As is evident from the results of the experiment, when treating wastes containing sulfides, desulfurization that effectively reacts with SOx gas in the generated decomposition gas to produce harmless sulfites By adding a chemical agent, harmful SOx gas can be separated from the cracked gas, SOx detoxification of the cracked gas can be realized, and by removing other harmful gas components, the exhaust gas can be used effectively as fuel etc. Become.

Further, the present invention exerts extremely excellent effects such as detoxification of the residue and effective reuse of the remaining metal and carbide.

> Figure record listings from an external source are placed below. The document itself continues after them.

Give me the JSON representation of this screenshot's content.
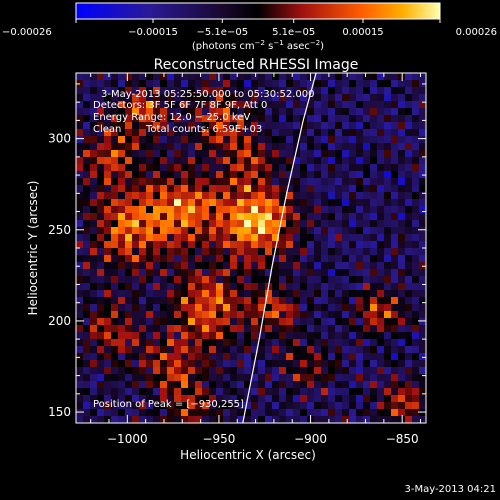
{
  "chart_data": {
    "type": "heatmap",
    "title": "Reconstructed RHESSI Image",
    "xlabel": "Heliocentric X (arcsec)",
    "ylabel": "Heliocentric Y (arcsec)",
    "xlim": [
      -1028,
      -837
    ],
    "ylim": [
      144,
      336
    ],
    "x_ticks": [
      -1000,
      -950,
      -900,
      -850
    ],
    "x_tick_labels": [
      "−1000",
      "−950",
      "−900",
      "−850"
    ],
    "y_ticks": [
      150,
      200,
      250,
      300
    ],
    "y_tick_labels": [
      "150",
      "200",
      "250",
      "300"
    ],
    "colorbar": {
      "range": [
        -0.00026,
        0.00026
      ],
      "ticks": [
        -0.00026,
        -0.00015,
        -5.1e-05,
        5.1e-05,
        0.00015,
        0.00026
      ],
      "tick_labels": [
        "−0.00026",
        "−0.00015",
        "−5.1e−05",
        "5.1e−05",
        "0.00015",
        "0.00026"
      ],
      "units_text": "(photons cm",
      "units_exp1": "−2",
      "units_mid": " s",
      "units_exp2": "−1",
      "units_end": " asec",
      "units_exp3": "−2",
      "units_close": ")"
    },
    "annotations": {
      "time_range": "3-May-2013 05:25:50.000 to 05:30:52.000",
      "detectors": "Detectors: 3F 5F 6F 7F 8F 9F, Att 0",
      "energy": "Energy Range: 12.0 − 25.0 keV",
      "clean": "Clean",
      "total_counts": "Total counts: 6.59E+03",
      "peak": "Position of Peak = [−930,255]"
    },
    "limb_curve": [
      [
        -937,
        144
      ],
      [
        -928,
        190
      ],
      [
        -921,
        230
      ],
      [
        -913,
        270
      ],
      [
        -904,
        310
      ],
      [
        -897,
        336
      ]
    ],
    "peak_position": [
      -930,
      255
    ],
    "bright_sources": [
      {
        "x": -930,
        "y": 255,
        "amp": 1.0,
        "sigma": 15
      },
      {
        "x": -970,
        "y": 262,
        "amp": 0.75,
        "sigma": 14
      },
      {
        "x": -1000,
        "y": 250,
        "amp": 0.7,
        "sigma": 15
      },
      {
        "x": -1010,
        "y": 290,
        "amp": 0.55,
        "sigma": 12
      },
      {
        "x": -990,
        "y": 315,
        "amp": 0.65,
        "sigma": 10
      },
      {
        "x": -950,
        "y": 312,
        "amp": 0.55,
        "sigma": 12
      },
      {
        "x": -955,
        "y": 208,
        "amp": 0.75,
        "sigma": 14
      },
      {
        "x": -920,
        "y": 205,
        "amp": 0.55,
        "sigma": 10
      },
      {
        "x": -1010,
        "y": 195,
        "amp": 0.5,
        "sigma": 12
      },
      {
        "x": -975,
        "y": 175,
        "amp": 0.55,
        "sigma": 12
      },
      {
        "x": -900,
        "y": 175,
        "amp": 0.4,
        "sigma": 10
      },
      {
        "x": -862,
        "y": 205,
        "amp": 0.6,
        "sigma": 9
      },
      {
        "x": -850,
        "y": 155,
        "amp": 0.55,
        "sigma": 9
      },
      {
        "x": -965,
        "y": 152,
        "amp": 0.45,
        "sigma": 10
      },
      {
        "x": -935,
        "y": 290,
        "amp": 0.45,
        "sigma": 10
      }
    ],
    "footer_date": "3-May-2013 04:21"
  }
}
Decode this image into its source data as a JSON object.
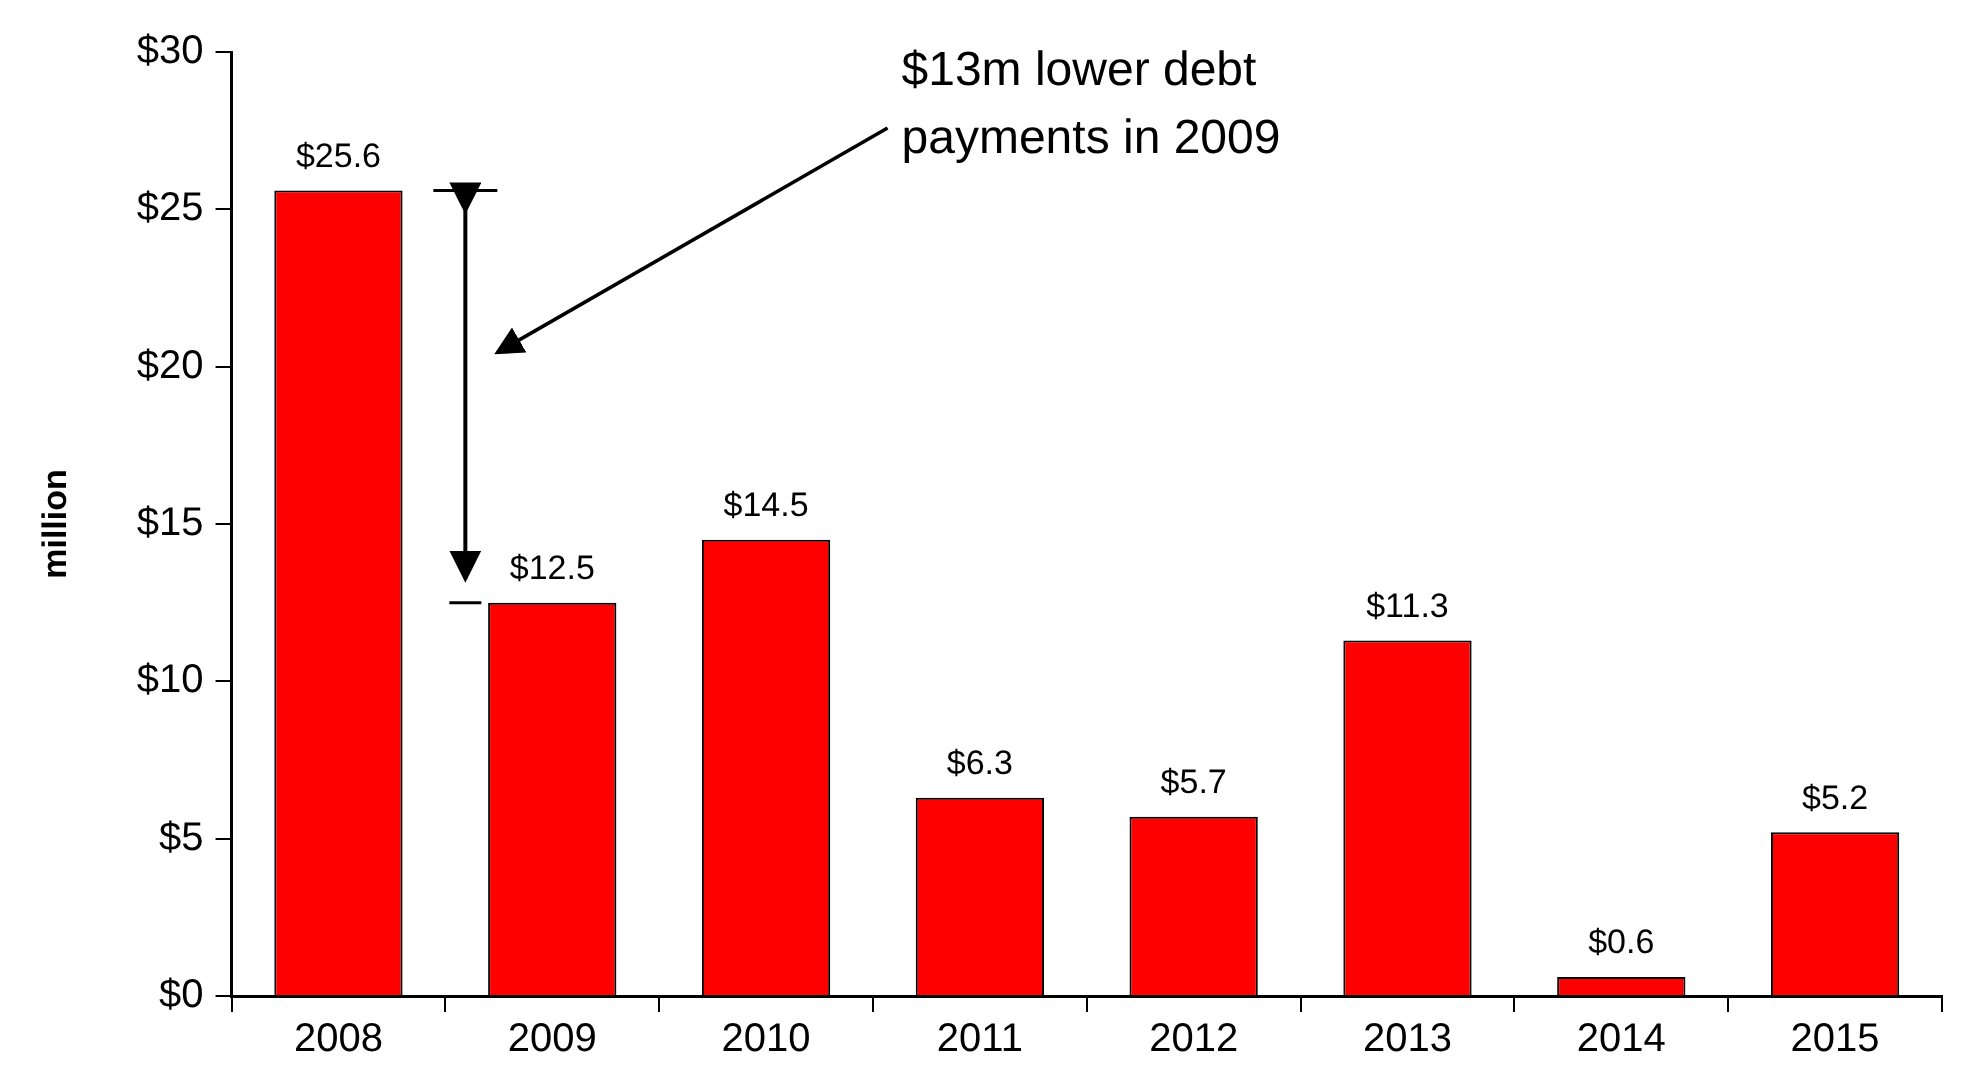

[Brief description of the drawings]

FIG. 1 is an explanatory view of a desulfurization treatment using a desulfurizing agent of the present invention.

[Explanation of symbols]

 REFERENCE SIGNS LIST 1 mixing means 2 heat treatment furnace 3 heating coil 4 residue treatment means 5 exhaust gas treatment means 6 gas recovery means 7 secondary combustion means

Claims (9)

[Claims] 1. A desulfurizing agent that reacts with a harmful SOx gas decomposed and generated from an object to be treated in a heated atmosphere,
A desulfurizing agent composed of an alkali metal compound that reacts with harmful SOx gas to form harmless sulfite. 2. The desulfurizing agent according to claim 1, wherein the alkali metal compound is a hydroxide or a carbonate. 3. The hydroxide and carbonate are sodium-based,
The desulfurizing agent according to claim 2, wherein the desulfurizing agent is a potassium-based substance. 4. The desulfurizing agent includes sodium hydrogen carbonate, sodium carbonate, sodium sesquicarbonate, natural soda, potassium carbonate, potassium hydrogen carbonate, sodium potassium carbonate,
Simple substance selected from sodium hydroxide and potassium hydroxide,
The desulfurizing agent according to claim 1, wherein the desulfurizing agent is a mixture of a plurality of types. 5. The desulfurizing agent according to claim 1, wherein the heated atmosphere in which the desulfurizing agent and the SOx gas are contact-reacted is any one of a pyrolysis atmosphere, a dry distillation atmosphere, and a low oxygen atmosphere. 6. The desulfurizing agent according to claim 1, wherein the desulfurizing agent is mixed with an object to be treated, heat-treated and subjected to a contact reaction. 7. The desulfurizing agent according to claim 1, wherein the desulfurizing agent is brought into contact with an SOx gas in a decomposition gas generated from an object to be treated. 8. The desulfurizing agent according to claim 1, wherein the desulfurizing agent is in the form of a mass, a plate, a porous material, a powder, a solution, a suspension, or a combination thereof. The desulfurizing agent according to item. 9. The desulfurizing agent according to claim 1, wherein the heated atmosphere in which the desulfurizing agent reacts with the SOx gas is at 200 ° C. to 1000 ° C.